I haven’t decided if we should either, try to integrate the suggested changes and/or try to tackle the performance problems described here first and then make some of the changes I described above, or first make the architectural changes and then re-evaluate the feedback in this thread, or try and do them together somehow. Perhaps a compromise would be to do the architecture changes while also working with people in this thread to ensure proper tracing hooks and try to catch obvious performance issues as we go, and then look more changes we could make, e.g. a more static executor design and/or changes to rmw to provide more information from the middleware.

I hope this is something we can discuss in detail at ROSCon (for those who will be there) and at the real-time working group as well. We’ll do our best to summarize the discussions here too.


Hey @wjwwood,

Thank you very much for the kind words. We decided to pause our work on the PR for now specifically because of the points mentioned in your post.

The way we implemented the static executor atm gets the job done, but it would be even better if we could write an executor that captures multiple improvements at the same time. We are looking forward to the rclcpp changes planned for the Foxy release.

In the meantime we’ve separated the static_executor functionality from rclcpp and have written it as a separate library as requested by some users.
The Dashing and Eloquent versions can be found here:

To use the static_executor, please look at the README. By default the original executor will be used, you have to make changes to the package.xml CMakeLists.txt and your source code to actually use the static_executor.

We hope this separate library version can help some people out, while we all wait for the even more awesome executor that is planned for Foxy! :fox_face::robot:


with the next ROS 2 release approaching quickly, I would like to revive this discussion.

At iRobot we are currently investigating the performance of ROS 2 on single core platforms, thus improving the executor and its related data-structures is crucial.

My colleague Mauro Passerino is currently working on improvements to the StaticExecutor proposed by @MartinCornelis, with the goal to have it merged in the Foxy release.

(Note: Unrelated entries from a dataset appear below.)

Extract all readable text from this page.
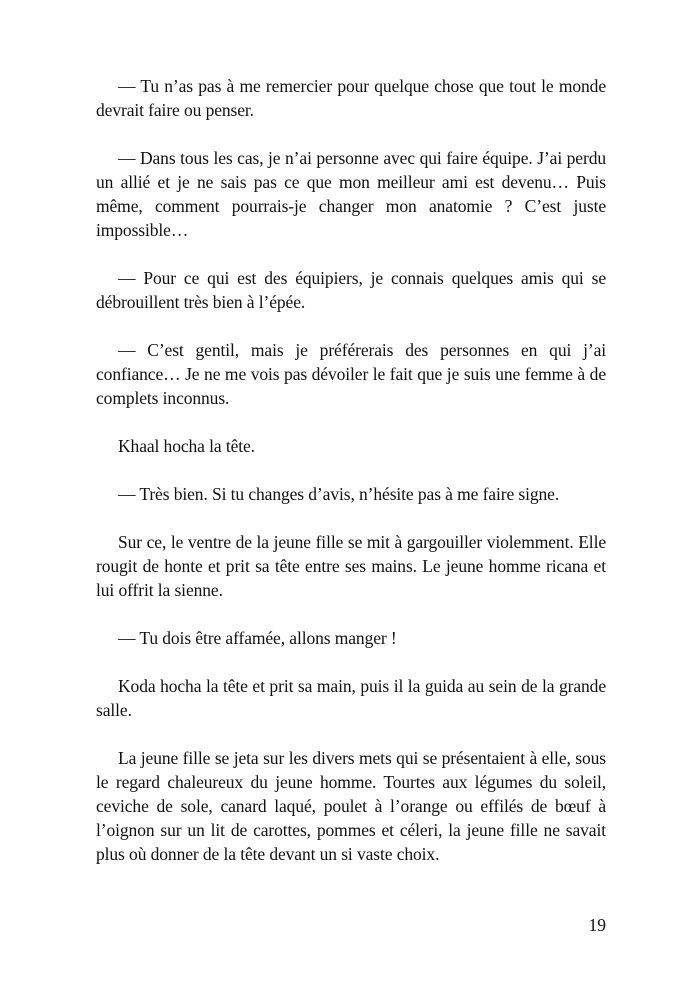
— Tu n’as pas à me remercier pour quelque chose que tout le monde devrait faire ou penser.

— Dans tous les cas, je n’ai personne avec qui faire équipe. J’ai perdu un allié et je ne sais pas ce que mon meilleur ami est devenu… Puis même, comment pourrais-je changer mon anatomie ? C’est juste impossible…

— Pour ce qui est des équipiers, je connais quelques amis qui se débrouillent très bien à l’épée.

— C’est gentil, mais je préférerais des personnes en qui j’ai confiance… Je ne me vois pas dévoiler le fait que je suis une femme à de complets inconnus.

Khaal hocha la tête.

— Très bien. Si tu changes d’avis, n’hésite pas à me faire signe.

Sur ce, le ventre de la jeune fille se mit à gargouiller violemment. Elle rougit de honte et prit sa tête entre ses mains. Le jeune homme ricana et lui offrit la sienne.

— Tu dois être affamée, allons manger !

Koda hocha la tête et prit sa main, puis il la guida au sein de la grande salle.

La jeune fille se jeta sur les divers mets qui se présentaient à elle, sous le regard chaleureux du jeune homme. Tourtes aux légumes du soleil, ceviche de sole, canard laqué, poulet à l’orange ou effilés de bœuf à l’oignon sur un lit de carottes, pommes et céleri, la jeune fille ne savait plus où donner de la tête devant un si vaste choix.

19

We run multiple tests using our benchmark application and we got the following results for a 10 nodes system:

  • SingleThreadedExecutor CPU usage: 72%
  • StaticSingleThreadedExecutor CPU usage 53%
  • StaticSingleThreadedExecutor + our changes: CPU usage 40%

You can find more details in the static executor PR

These are already great improvements, however I think it would be very productive to have a discussion about what other steps can be taken both for the next release as well as for the future of ROS.

@wjwwood @ivanpauno @tomoyafujita @Ingo_Lutkebohle and any one else in this thread, would you be interested in scheduling a meeting on these topics?

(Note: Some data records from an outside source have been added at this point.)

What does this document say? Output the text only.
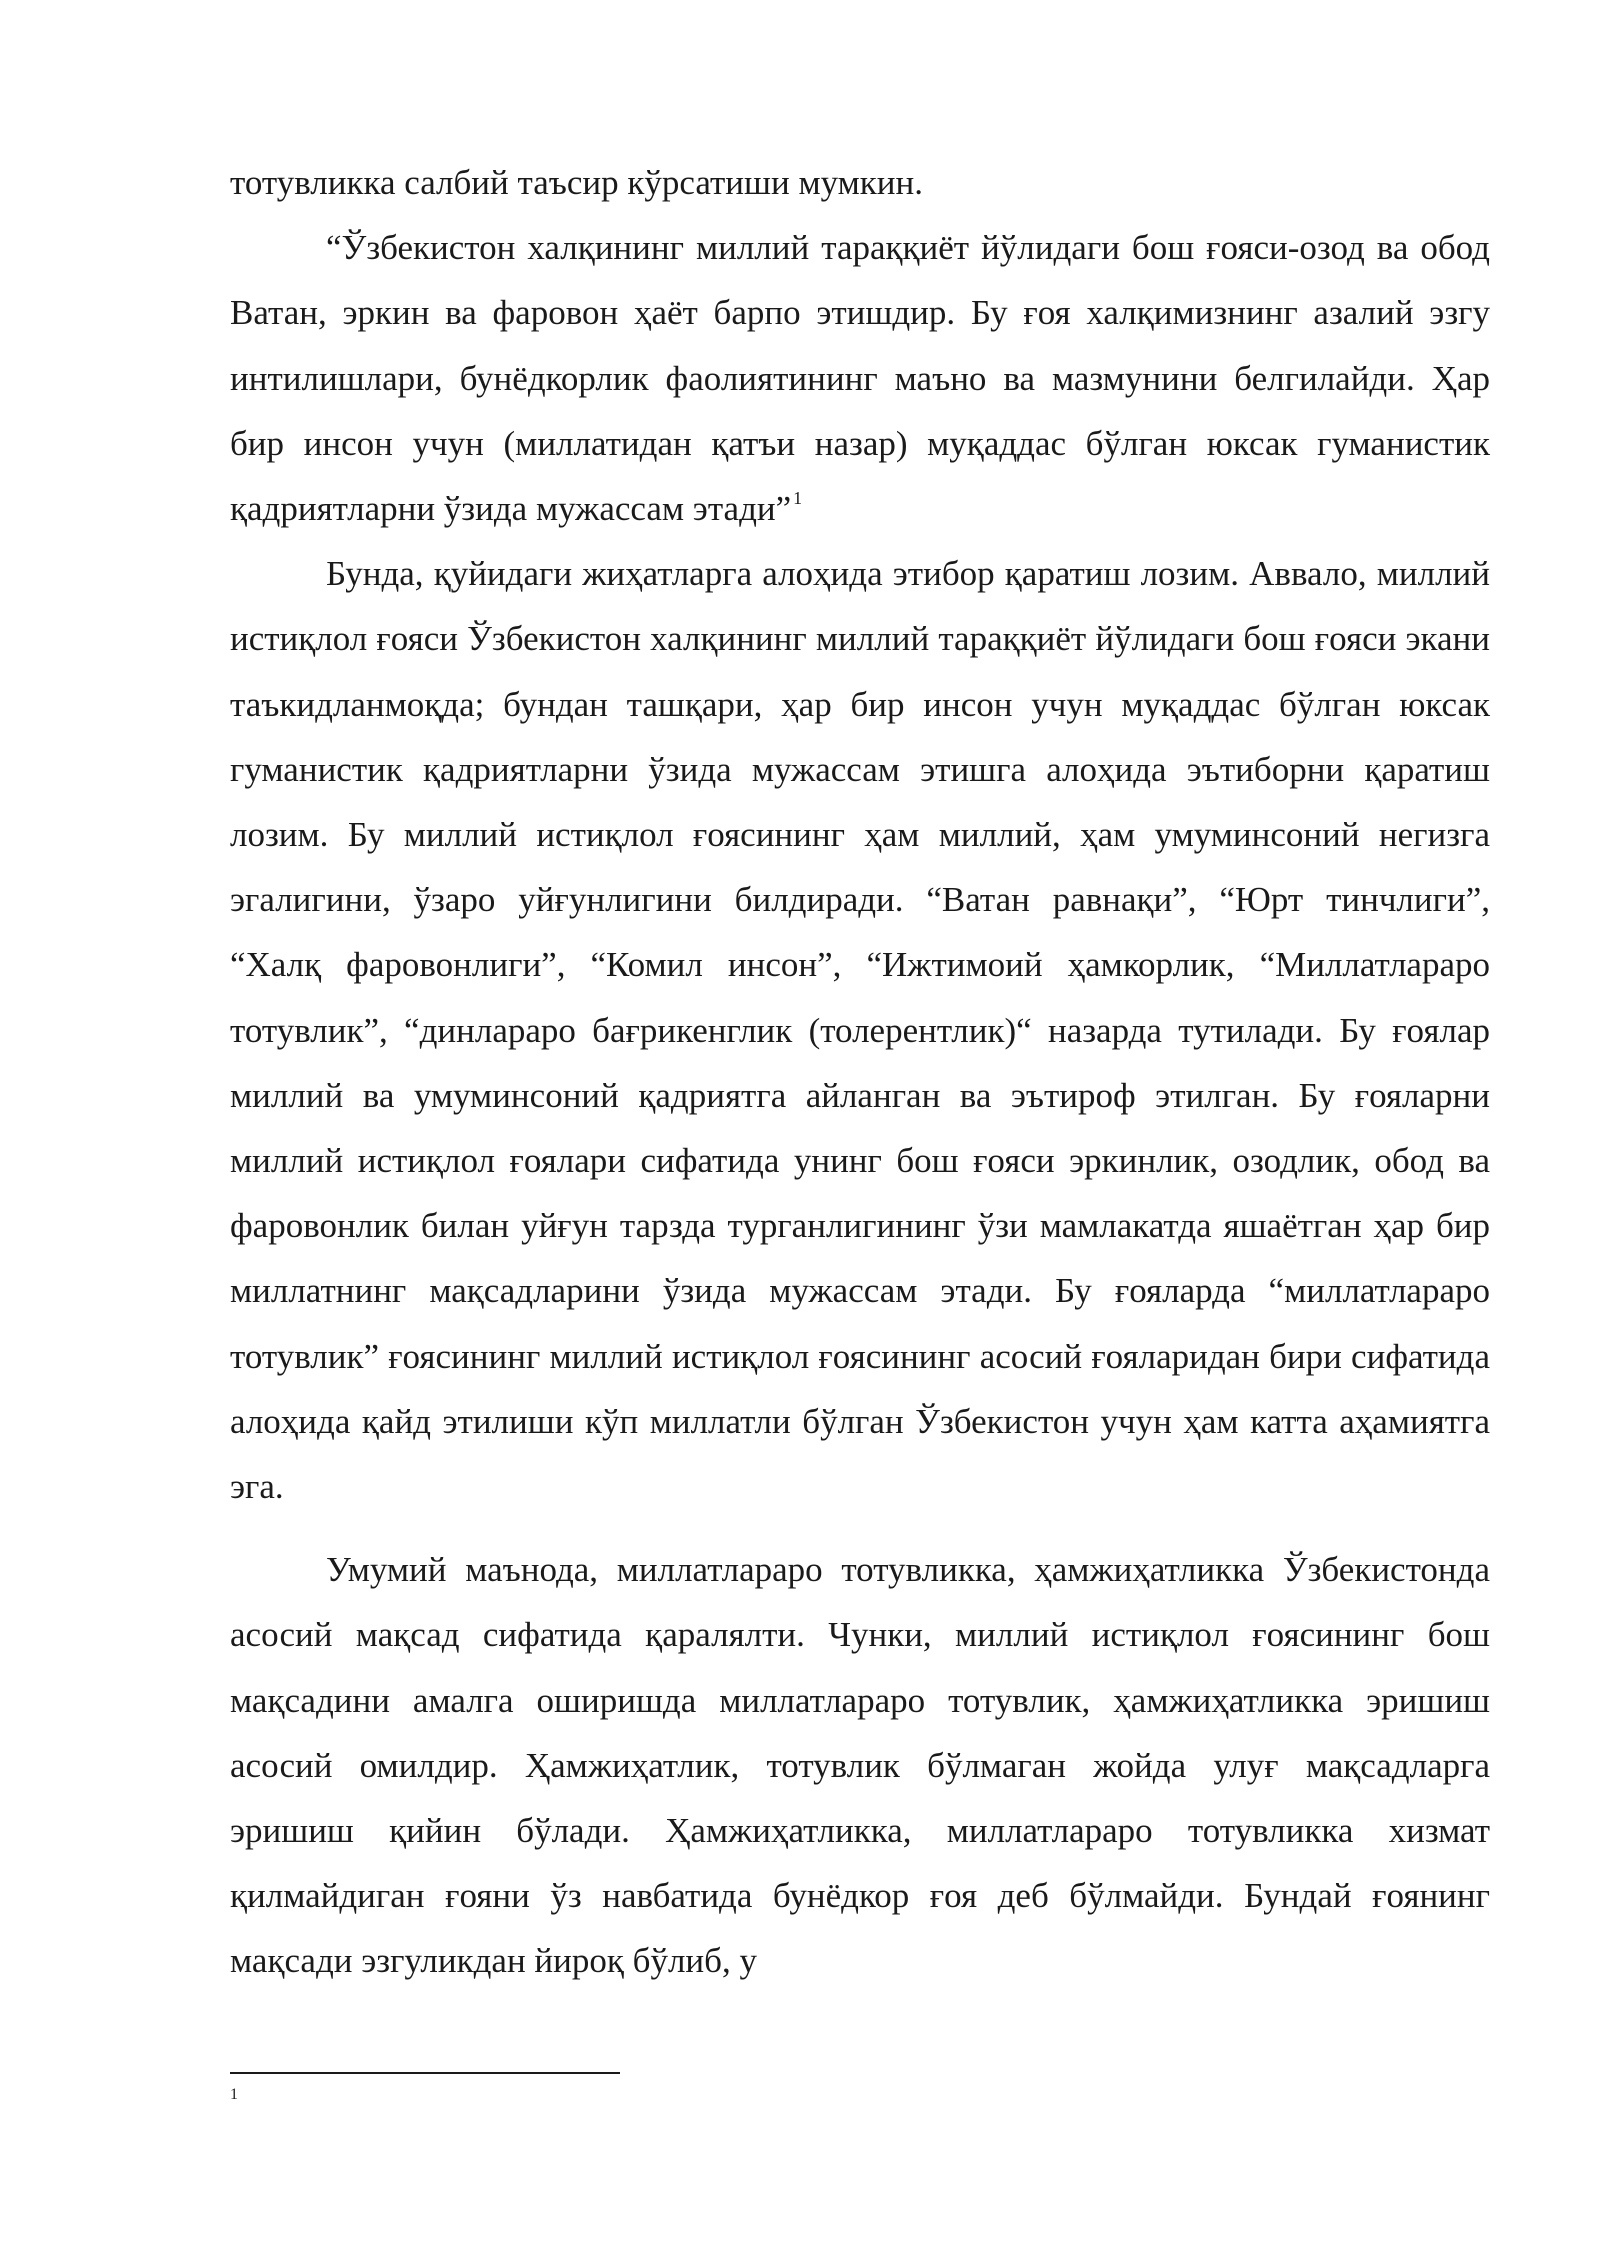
тотувликка салбий таъсир кўрсатиши мумкин.

“Ўзбекистон халқининг миллий тараққиёт йўлидаги бош ғояси-озод ва обод Ватан, эркин ва фаровон ҳаёт барпо этишдир. Бу ғоя халқимизнинг азалий эзгу интилишлари, бунёдкорлик фаолиятининг маъно ва мазмунини белгилайди. Ҳар бир инсон учун (миллатидан қатъи назар) муқаддас бўлган юксак гуманистик қадриятларни ўзида мужассам этади” $^1$

Бунда, қуйидаги жиҳатларга алоҳида этибор қаратиш лозим. Аввало, миллий истиқлол ғояси Ўзбекистон халқининг миллий тараққиёт йўлидаги бош ғояси экани таъкидланмоқда; бундан ташқари, ҳар бир инсон учун муқаддас бўлган юксак гуманистик қадриятларни ўзида мужассам этишга алоҳида эътиборни қаратиш лозим. Бу миллий истиқлол ғоясининг ҳам миллий, ҳам умуминсоний негизга эгалигини, ўзаро уйғунлигини билдиради. “Ватан равнақи”, “Юрт тинчлиги”, “Халқ фаровонлиги”, “Комил инсон”, “Ижтимоий ҳамкорлик, “Миллатлараро тотувлик”, “динлараро бағрикенглик (толерентлик)“ назарда тутилади. Бу ғоялар миллий ва умуминсоний қадриятга айланган ва эътироф этилган. Бу ғояларни миллий истиқлол ғоялари сифатида унинг бош ғояси эркинлик, озодлик, обод ва фаровонлик билан уйғун тарзда турганлигининг ўзи мамлакатда яшаётган ҳар бир миллатнинг мақсадларини ўзида мужассам этади. Бу ғояларда “миллатлараро тотувлик” ғоясининг миллий истиқлол ғоясининг асосий ғояларидан бири сифатида алоҳида қайд этилиши кўп миллатли бўлган Ўзбекистон учун ҳам катта аҳамиятга эга.

Умумий маънода, миллатлараро тотувликка, ҳамжиҳатликка Ўзбекистонда асосий мақсад сифатида қаралялти. Чунки, миллий истиқлол ғоясининг бош мақсадини амалга оширишда миллатлараро тотувлик, ҳамжиҳатликка эришиш асосий омилдир. Ҳамжиҳатлик, тотувлик бўлмаган жойда улуғ мақсадларга эришиш қийин бўлади. Ҳамжиҳатликка, миллатлараро тотувликка хизмат қилмайдиган ғояни ўз навбатида бунёдкор ғоя деб бўлмайди. Бундай ғоянинг мақсади эзгуликдан йироқ бўлиб, у

1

I’m currently trying to finish a pull request to kick off the changes to the executor design, and while doing it, I think I have decided to take the static executor pr first. I’m not 100% sure yet, but I’m leaning that way. But either way I intend to make some progress on that pr this week.

As for having a meeting about what to do in the future, that’s fine, but in the next two weeks I will be very busy trying to get the already planned features into the foxy release, with help from some others like @Ingo_Lutkebohle. So I don’t think there’s much time to add more items for this release, nor will it help get them in to have a lot of other meetings (at least for me personally), so I’d prefer to schedule this for a few weeks from now, but I’m happy to attend and contribute to it.

1 Like

@alsora I can invite you to the RTWG where the Executor topic is being regularly discussed:

The meeting coordinates you can find in this calendar:

1 Like

Thank you! I will try to join the next meeting!

I saw the PR for the refactor of the executors from @wjwwood
We will probably make some comments there in the meanwhile.